Boakye also recounted how some industry experts ridiculed the government’s unitisation directives, labelling them as “laughable” and suggesting a lack of understanding of the sector’s complexities.

“We didn’t receive any response from the President…When we saw and heard the action from the ministry, the AG and the rest of it, we thought that there was a need for some interventions above those organs or agencies.

“We had to write to the President, and we wrote to the President at least asking him to take a second look at the opinion of the Ministry of Energy and perhaps seek third-party advice if necessary.

“From where we sat and the technical people that we have spoken to including many Ghanaian engineers who have worked with EXIM Mobil, they worked with BP, and all of them thought this was laughable and an embarrassing situation for Ghana to go through.
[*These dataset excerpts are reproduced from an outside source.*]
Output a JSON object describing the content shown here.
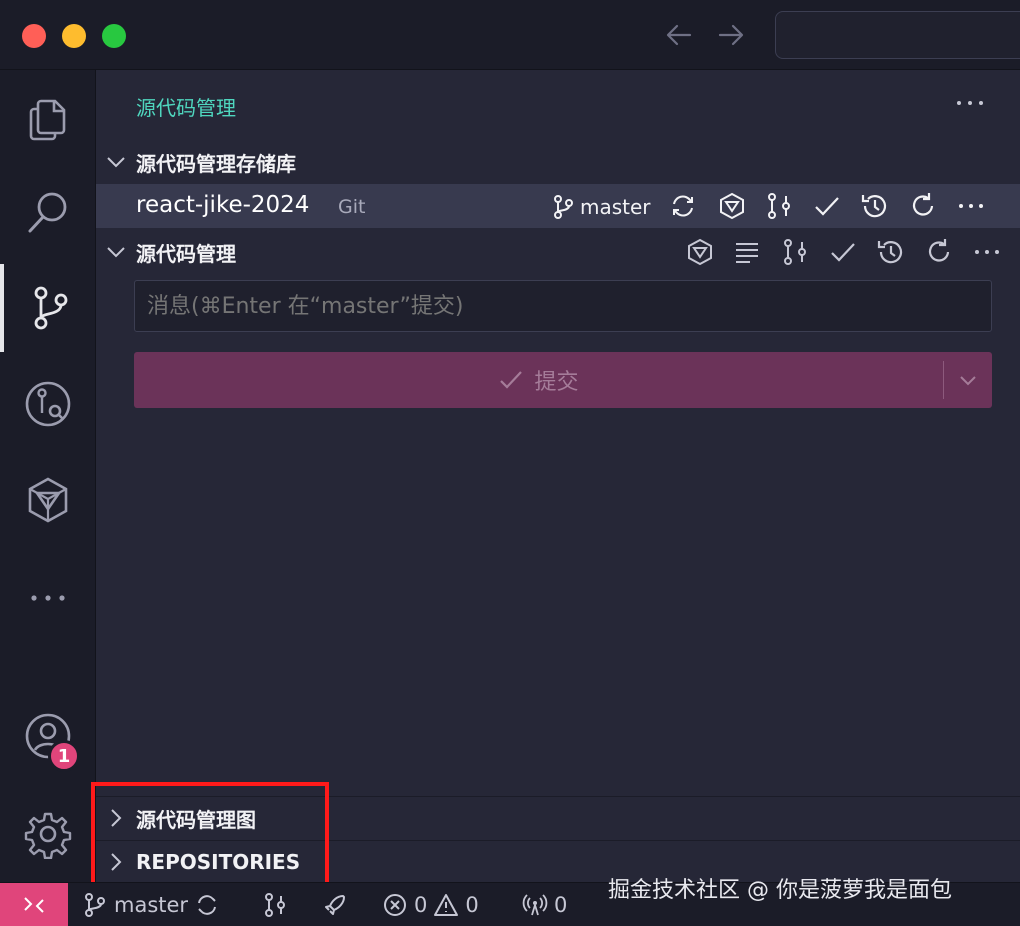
{
  "titlebar": {
    "back_icon": "arrow-left-icon",
    "forward_icon": "arrow-right-icon"
  },
  "activity_bar": {
    "items": [
      "explorer-icon",
      "search-icon",
      "source-control-icon",
      "git-graph-icon",
      "tongyi-icon",
      "more-icon"
    ],
    "accounts_badge": "1"
  },
  "sidebar": {
    "title": "源代码管理",
    "repos_section": "源代码管理存储库",
    "repo": {
      "name": "react-jike-2024",
      "type": "Git",
      "branch": "master"
    },
    "changes_section": "源代码管理",
    "message_placeholder": "消息(⌘Enter 在“master”提交)",
    "commit_label": "提交",
    "graph_section": "源代码管理图",
    "repositories_section": "REPOSITORIES"
  },
  "statusbar": {
    "branch": "master",
    "errors": "0",
    "warnings": "0",
    "ports": "0",
    "accent_color": "#e0457b"
  },
  "watermark": "掘金技术社区 @ 你是菠萝我是面包",
  "colors": {
    "title_accent": "#4fd6be",
    "commit_bg": "#6b3359",
    "highlight": "#ff1a1a"
  }
}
“So, we thought that we could draw the attention of the President to it so that we don’t get into a situation that we’re in now and avert a possible suit by the government.

“In between the periods also, we had seen the claimants making overtures to the state on the assumption that the people handling the matter didn’t understand the technical details of what they were dealing with. They had made overtures to the President and everybody, and they were still not making headways.

“So, we thought that we could write to the President at least also highlight that, even if you don’t believe what we’re saying, and what everybody else is saying but your ministers and your agencies, just take a second look.

“Look for third-party advice and be able to address this matter in a way that sustains the oil industry, the way we had projected it and wanted it to go. And we also pointed out the risks involved… We thought we could write to him and get some response that would protect the interest of the state, it was just a good-faith communication to the President. We never got a response for it.”

The International Arbitration Tribunal in the Eni & Vitol versus Ghana and Ghana National Petroleum Corporation (GNPC) arbitration issued its final award, bringing a positive outcome for Ghana.

The Tribunal denied the Claimants, Eni and Vitol, their monetary damages, which initially stood at $7 billion but were later reduced to $915 million plus interest by the end of the proceedings.

The Tribunal dismissed all claims against the GNPC entirely. Additionally, the Tribunal rejected the Claimants’ request to declare that Ghana breached the Petroleum Agreement by “refusing to withdraw or prevent reliance by third parties on the Unitisation Directives.”